By Marie Mendenhall

Pharmacists and other health professionals are misinformed about seniors’ use of alternative health therapies, OTC drugs and prescriptions, a Saskatchewan study shows.

Researcher Muriel Montbriand, who has a PhD in psychiatry, recently completed a four-year study that examined the perceptions of 714 seniors and 153 health professionals in Saskatoon. Of the health care professionals, 49 were pharmacists, 52 were nurses and 52 were physicians.

Lack of communication arose as the key issue when it comes to seniors use of medicines. Only 18% of the seniors told their pharmacists that they were using alternative therapies as well as their regular prescription or over-the-counter drugs. Meanwhile, the majority of all of the health professionals believed that seniors did report their use of alternatives.
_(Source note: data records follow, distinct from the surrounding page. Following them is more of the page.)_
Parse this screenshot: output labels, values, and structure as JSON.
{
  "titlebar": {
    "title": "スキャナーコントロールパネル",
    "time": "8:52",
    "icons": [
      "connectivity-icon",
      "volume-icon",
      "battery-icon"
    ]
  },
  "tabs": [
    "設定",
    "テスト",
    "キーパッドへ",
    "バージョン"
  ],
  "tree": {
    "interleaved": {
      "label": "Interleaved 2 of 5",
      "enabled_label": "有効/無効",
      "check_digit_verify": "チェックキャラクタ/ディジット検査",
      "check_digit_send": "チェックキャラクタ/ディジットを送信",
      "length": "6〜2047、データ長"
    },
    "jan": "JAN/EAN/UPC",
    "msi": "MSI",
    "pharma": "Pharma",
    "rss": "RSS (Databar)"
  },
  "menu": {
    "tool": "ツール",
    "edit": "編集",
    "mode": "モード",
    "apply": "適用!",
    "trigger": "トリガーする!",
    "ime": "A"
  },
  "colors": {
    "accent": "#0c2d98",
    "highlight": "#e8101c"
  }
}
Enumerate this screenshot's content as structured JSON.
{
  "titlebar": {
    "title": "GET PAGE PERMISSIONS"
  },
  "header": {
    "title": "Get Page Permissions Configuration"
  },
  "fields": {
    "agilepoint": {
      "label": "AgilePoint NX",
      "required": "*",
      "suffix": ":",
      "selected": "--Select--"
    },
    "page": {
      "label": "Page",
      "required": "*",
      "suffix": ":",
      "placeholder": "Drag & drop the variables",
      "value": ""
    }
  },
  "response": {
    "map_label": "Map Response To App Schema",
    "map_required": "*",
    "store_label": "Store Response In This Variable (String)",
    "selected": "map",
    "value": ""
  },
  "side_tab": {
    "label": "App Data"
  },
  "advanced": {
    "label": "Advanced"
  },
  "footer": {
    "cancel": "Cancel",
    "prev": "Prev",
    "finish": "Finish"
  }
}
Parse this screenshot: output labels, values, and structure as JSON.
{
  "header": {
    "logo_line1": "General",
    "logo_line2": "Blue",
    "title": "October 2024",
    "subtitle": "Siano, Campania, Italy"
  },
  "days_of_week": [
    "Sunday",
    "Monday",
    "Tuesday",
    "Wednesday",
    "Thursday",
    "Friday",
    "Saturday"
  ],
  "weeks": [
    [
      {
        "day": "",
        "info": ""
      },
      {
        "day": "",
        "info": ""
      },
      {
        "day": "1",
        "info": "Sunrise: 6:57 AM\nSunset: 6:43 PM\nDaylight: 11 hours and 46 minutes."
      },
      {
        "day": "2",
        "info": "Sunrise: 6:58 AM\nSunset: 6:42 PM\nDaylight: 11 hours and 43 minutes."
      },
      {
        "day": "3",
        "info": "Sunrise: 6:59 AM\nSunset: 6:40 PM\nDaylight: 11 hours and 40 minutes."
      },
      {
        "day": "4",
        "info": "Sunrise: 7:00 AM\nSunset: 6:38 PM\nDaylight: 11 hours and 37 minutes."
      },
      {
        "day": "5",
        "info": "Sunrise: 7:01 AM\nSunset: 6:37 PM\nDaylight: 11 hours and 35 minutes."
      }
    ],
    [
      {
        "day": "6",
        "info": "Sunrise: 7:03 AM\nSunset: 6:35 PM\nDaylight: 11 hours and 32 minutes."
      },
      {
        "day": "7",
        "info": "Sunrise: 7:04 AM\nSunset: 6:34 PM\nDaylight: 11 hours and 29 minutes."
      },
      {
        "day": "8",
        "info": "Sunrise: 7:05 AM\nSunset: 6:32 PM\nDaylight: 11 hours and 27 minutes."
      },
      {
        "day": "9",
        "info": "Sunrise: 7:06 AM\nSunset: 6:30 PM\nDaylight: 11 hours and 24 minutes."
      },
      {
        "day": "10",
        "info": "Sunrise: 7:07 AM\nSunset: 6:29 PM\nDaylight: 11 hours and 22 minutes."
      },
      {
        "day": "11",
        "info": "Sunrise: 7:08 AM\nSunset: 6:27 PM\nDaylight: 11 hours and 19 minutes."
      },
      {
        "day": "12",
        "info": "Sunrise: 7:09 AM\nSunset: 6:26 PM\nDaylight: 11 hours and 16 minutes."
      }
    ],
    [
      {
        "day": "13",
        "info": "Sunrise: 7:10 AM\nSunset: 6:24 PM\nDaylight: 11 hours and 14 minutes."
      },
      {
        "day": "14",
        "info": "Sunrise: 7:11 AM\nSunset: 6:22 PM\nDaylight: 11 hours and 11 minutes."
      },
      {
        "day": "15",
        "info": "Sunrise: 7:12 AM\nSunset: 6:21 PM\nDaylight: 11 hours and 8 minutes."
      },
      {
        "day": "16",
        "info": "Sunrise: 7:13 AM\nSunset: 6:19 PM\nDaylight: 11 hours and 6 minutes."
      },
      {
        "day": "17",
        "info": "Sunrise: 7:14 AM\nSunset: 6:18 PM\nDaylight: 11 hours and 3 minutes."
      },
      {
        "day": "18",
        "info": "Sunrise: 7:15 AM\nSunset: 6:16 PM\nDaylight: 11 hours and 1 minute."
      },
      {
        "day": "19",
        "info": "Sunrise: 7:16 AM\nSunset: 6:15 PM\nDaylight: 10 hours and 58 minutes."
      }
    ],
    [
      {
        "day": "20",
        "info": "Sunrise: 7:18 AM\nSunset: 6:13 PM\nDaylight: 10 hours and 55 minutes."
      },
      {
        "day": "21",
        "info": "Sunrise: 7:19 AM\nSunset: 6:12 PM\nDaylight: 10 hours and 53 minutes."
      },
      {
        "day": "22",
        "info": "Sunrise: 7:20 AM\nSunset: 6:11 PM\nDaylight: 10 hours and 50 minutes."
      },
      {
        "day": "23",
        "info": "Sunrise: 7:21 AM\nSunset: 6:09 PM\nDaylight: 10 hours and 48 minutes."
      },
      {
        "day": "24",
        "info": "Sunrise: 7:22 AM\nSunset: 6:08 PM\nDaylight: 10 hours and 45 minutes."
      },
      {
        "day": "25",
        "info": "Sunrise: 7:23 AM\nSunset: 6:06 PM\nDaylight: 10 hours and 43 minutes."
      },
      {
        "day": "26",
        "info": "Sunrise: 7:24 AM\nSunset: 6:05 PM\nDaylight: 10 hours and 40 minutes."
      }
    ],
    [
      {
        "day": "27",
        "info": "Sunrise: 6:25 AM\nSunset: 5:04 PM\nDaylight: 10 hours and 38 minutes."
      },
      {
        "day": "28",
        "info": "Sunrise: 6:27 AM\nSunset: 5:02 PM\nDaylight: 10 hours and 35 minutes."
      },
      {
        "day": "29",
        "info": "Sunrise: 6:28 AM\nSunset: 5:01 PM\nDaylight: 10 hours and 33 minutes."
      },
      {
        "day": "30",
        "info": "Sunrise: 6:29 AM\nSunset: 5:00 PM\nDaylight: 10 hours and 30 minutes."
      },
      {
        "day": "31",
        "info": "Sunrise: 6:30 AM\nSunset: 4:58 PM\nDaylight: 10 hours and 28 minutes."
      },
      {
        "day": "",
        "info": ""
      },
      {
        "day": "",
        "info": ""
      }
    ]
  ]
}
One in three (34%) seniors admitted that they stopped taking their prescriptions, or used them differently, without telling a health professional. And while most professionals said they would listen to patients in cases of drug misuse, 44% of seniors said they would not tell a professional if they had misused a drug, and only 33% thought the professionals would listen to them and give information.

Of the three health groups, pharmacists had the most concerns about herbal and homeopathic products, with 82% favouring government control of standards, regulations and labeling. Just 69% of physicians and 56% of nurses believe alternatives should be regulated. Most seniors surveyed believe that alternative products are “natural, causing no harm.”
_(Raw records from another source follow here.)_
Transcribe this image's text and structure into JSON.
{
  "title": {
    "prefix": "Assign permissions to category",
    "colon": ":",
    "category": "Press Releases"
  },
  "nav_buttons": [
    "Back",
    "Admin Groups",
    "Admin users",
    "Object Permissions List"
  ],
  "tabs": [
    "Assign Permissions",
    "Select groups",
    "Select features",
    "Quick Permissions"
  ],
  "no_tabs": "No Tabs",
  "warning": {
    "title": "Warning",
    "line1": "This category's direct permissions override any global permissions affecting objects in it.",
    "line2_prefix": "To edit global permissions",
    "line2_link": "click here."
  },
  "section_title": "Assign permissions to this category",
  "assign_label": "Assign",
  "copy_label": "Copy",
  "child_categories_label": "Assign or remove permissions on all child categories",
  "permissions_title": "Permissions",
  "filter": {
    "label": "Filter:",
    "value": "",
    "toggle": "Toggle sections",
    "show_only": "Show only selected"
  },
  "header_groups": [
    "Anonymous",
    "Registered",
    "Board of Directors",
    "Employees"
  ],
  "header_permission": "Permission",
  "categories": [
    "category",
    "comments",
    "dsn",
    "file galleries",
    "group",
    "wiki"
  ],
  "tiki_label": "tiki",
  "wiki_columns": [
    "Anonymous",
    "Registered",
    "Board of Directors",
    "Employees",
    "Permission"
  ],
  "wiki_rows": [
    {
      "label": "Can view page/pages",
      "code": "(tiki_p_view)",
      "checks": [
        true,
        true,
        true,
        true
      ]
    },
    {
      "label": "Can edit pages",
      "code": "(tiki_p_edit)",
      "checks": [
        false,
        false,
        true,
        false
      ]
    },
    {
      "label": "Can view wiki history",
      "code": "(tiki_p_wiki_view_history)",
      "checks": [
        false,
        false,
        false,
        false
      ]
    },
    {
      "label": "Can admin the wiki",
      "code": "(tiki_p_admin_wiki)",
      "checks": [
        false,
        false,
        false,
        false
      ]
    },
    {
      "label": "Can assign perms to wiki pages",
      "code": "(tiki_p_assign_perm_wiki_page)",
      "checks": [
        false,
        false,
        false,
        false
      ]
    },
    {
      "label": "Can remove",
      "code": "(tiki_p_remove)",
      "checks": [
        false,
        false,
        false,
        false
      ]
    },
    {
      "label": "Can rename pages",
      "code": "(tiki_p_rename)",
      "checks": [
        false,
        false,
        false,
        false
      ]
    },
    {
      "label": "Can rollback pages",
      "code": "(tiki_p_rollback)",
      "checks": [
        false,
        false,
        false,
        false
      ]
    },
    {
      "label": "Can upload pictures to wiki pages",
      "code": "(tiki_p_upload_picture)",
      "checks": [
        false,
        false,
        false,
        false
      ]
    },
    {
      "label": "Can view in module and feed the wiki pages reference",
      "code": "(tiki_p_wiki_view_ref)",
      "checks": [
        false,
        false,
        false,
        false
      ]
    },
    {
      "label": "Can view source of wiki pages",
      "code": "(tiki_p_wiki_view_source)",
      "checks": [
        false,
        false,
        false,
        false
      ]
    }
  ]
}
On the other hand, pharmacists were the most likely to suggest herbs and “old-time remedies” as possible treatments for customers. Physicians were generally most negative about alternative therapies. All three groups were critical of the use of megavitamins.
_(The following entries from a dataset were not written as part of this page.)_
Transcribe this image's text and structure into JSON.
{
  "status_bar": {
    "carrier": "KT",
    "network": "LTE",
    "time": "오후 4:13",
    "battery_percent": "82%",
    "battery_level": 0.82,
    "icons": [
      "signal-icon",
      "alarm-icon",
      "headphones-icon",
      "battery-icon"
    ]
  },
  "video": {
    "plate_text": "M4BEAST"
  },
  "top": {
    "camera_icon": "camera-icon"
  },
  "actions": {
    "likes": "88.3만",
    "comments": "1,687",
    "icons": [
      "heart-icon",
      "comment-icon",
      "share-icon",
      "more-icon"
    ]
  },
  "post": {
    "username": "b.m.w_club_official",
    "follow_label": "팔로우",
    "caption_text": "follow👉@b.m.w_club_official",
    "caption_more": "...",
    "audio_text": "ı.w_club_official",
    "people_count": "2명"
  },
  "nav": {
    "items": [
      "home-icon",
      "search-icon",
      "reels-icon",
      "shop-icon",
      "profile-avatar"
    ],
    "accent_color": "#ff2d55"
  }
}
All groups agreed that pharmacists should have greater access to the doctor’s diagnosis, and that professionals should collaborate more on patient diagnosis and prescription regimes.

However, the health professionals were at odds when it came to describing how well they communicated with each other. Physicians generally felt that they had no trouble communicating with other professionals, yet more than half of pharmacists and nurses said they sometimes or often had trouble talking to physicians.

Montbriand’s report included the following recommendations, based on her interviews:

  • Pharmacy handouts should focus on major side effects, rather than every possible side effect.
  • Seniors want personalized computer printouts about their medication, diagnosis and health information.
  • Seniors should carry lists of all prescription over-the-counter and alternative drugs currently being used.
  • Health professionals should pressure Health Canada to regulate alternate therapies.

Montbriand submitted her report to Health Canada in June. It was funded by an NHRDP Community Health Scholar Award and the Saskatoon District, Health and Applied Research/Psychiatry.